Pour lancer de nouvelles prospections, ce dernier – qui n’a pas les moyens de procéder à des investissements – a rapidemment cédé ses parts de la concession de Chinguetti. Et avec d’autres partenaires locaux et australiens, il fonde le groupe Brimax (Brian-Max) et se fixe pour objectif l’exploitation des régions du Taoudeni au Centre-Est (permis Ta11 et Ta12) et du fleuve Sénégal au Sud (permis 12). En offshore, les bonnes nouvelles se succèdent et les compagnies affluent : après Total (France), c’est le tour de British Gas.
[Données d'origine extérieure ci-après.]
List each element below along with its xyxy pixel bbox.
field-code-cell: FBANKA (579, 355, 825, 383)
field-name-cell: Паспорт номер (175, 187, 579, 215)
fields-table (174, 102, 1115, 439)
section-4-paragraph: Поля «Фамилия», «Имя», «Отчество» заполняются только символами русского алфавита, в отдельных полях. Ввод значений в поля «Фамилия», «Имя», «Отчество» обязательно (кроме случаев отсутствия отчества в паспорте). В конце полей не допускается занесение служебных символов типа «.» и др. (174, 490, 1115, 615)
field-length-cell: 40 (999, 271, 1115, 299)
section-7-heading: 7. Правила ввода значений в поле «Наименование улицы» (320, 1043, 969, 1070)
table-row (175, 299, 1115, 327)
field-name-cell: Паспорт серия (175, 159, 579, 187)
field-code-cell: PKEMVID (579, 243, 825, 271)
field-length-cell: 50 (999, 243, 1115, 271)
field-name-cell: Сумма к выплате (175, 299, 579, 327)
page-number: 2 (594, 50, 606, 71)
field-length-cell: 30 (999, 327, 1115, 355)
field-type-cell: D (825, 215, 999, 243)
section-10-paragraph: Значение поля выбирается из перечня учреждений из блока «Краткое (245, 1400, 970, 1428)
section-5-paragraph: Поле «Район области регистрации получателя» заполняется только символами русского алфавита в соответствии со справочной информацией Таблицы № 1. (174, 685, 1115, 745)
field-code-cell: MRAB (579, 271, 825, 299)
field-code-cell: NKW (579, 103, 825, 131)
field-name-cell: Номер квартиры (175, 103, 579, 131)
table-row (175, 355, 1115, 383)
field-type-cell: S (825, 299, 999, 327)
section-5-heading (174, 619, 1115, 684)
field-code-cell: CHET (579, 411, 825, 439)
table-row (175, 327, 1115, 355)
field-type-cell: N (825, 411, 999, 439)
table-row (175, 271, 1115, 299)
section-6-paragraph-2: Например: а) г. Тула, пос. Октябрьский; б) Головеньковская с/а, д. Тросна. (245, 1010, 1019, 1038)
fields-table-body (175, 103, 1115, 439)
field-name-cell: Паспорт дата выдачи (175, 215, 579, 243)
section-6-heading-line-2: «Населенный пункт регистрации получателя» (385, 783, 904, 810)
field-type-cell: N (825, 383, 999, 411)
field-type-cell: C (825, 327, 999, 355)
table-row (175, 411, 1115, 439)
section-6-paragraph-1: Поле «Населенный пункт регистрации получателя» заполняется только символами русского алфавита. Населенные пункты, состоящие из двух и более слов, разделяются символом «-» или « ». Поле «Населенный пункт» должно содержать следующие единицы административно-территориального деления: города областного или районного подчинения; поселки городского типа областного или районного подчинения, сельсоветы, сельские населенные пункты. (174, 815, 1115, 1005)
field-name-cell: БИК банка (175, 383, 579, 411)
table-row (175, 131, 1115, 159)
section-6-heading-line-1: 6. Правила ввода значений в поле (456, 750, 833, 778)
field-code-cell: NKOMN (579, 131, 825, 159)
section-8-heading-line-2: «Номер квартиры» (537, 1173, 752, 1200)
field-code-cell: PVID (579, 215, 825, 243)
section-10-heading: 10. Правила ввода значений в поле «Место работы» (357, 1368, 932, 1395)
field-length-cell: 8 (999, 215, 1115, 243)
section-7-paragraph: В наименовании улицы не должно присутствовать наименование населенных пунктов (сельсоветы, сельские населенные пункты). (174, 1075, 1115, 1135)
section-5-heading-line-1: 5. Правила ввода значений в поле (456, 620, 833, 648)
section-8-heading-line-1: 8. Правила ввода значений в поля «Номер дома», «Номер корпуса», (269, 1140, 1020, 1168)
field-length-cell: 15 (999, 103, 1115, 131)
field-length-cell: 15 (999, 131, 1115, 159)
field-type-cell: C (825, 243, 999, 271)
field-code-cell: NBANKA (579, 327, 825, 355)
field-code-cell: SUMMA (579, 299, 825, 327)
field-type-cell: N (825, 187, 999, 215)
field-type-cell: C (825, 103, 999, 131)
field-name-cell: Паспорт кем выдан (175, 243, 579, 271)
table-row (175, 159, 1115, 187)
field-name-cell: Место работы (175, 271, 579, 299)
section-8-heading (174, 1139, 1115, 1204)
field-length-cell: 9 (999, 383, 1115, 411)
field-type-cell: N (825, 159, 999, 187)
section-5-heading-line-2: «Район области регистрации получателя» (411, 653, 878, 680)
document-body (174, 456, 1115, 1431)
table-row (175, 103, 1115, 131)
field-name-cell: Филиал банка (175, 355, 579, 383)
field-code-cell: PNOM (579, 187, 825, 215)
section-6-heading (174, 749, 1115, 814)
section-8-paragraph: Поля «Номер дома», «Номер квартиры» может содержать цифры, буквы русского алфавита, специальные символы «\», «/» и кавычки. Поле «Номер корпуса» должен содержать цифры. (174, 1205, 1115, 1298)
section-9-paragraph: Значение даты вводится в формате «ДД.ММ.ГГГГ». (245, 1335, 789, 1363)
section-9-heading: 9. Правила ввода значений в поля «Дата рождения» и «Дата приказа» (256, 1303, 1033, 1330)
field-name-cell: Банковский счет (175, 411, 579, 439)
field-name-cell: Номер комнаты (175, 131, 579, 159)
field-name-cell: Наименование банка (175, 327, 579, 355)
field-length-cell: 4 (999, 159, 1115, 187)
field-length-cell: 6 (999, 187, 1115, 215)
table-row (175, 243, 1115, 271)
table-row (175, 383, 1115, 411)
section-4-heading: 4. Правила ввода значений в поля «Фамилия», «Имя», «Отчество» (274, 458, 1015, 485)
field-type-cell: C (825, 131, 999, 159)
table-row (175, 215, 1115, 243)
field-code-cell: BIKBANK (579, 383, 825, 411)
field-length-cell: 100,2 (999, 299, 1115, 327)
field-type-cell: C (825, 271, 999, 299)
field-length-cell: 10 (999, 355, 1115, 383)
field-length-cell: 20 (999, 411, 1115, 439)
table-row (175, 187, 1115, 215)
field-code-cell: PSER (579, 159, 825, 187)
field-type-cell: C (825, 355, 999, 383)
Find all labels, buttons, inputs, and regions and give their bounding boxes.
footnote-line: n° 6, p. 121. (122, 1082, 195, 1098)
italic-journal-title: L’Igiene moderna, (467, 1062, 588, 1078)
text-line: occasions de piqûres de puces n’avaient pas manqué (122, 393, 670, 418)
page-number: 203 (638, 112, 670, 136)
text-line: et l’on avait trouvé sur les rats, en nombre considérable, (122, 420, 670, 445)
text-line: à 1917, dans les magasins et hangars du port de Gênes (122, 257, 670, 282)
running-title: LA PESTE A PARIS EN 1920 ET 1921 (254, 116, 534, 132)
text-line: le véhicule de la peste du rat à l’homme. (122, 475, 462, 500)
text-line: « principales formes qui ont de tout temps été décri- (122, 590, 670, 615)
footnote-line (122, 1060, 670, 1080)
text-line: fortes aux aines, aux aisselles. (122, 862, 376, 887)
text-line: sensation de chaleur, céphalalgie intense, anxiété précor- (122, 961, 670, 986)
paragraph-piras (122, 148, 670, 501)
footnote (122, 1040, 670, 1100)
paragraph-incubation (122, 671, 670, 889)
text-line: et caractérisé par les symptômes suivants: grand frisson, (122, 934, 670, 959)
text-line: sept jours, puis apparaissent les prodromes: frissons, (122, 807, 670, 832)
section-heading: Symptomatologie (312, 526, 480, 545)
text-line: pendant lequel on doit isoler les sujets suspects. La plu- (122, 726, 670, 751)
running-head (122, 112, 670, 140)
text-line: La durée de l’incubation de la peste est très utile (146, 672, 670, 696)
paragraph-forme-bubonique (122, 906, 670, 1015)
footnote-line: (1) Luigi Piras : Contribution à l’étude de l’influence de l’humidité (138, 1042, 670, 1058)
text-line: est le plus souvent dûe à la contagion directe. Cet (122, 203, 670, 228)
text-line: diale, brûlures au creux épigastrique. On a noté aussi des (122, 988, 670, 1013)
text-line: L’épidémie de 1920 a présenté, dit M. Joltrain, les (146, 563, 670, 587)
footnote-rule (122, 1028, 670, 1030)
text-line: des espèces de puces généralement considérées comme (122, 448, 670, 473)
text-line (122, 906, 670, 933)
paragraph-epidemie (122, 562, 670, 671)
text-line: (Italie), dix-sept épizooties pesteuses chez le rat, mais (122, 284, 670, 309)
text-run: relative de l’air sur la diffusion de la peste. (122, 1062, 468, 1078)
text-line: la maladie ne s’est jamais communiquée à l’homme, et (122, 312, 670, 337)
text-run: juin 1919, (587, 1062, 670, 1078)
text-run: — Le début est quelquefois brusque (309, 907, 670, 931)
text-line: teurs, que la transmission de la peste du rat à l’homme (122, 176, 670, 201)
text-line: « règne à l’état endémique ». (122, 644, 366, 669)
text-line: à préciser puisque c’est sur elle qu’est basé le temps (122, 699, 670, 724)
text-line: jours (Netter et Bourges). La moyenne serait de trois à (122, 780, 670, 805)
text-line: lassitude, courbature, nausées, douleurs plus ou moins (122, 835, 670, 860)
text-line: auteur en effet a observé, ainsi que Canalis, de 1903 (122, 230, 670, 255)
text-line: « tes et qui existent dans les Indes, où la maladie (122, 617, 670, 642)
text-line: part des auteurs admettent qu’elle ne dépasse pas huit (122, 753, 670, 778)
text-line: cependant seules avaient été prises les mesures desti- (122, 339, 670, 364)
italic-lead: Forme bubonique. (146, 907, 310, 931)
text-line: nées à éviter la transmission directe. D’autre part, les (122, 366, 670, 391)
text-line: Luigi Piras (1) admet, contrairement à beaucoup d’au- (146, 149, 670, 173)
Stuart Fysh, le directeur général et vice-président exécutif pour l’Afrique et le Bassin méditerranéen du groupe, déclarait le 19 février dernier : « Nous sommes très intéressés par les importantes découvertes offshore de pétrole et de gaz. » Le groupe a versé 132 millions de dollars pour acquérir 12 % des parts des permis nos 2, 3, 4, 5 et 6. Hardman, qui lui a cédé ses parts, réalise une juteuse opération, les ayant elle-même acquises auprès d’Eni-Agip pour 33 millions de dollars en décembre 2003. Soit une plus-value de 99 millions de dollars pour la société en quelques semaines… Sur ces permis, Woodside dispose désormais de 54 % des parts, contre 23 % à Hardman, 12 % à British Gas, le reste étant réparti entre deux sociétés australiennes (Fusion Oil et Roc Oil). Pour Max de Vietri, l’arrivée de British Gas, Total, Repsol (Espagne) et Petronas (Malaisie) est la confirmation que la Mauritanie est bel et bien un pays pétrolier.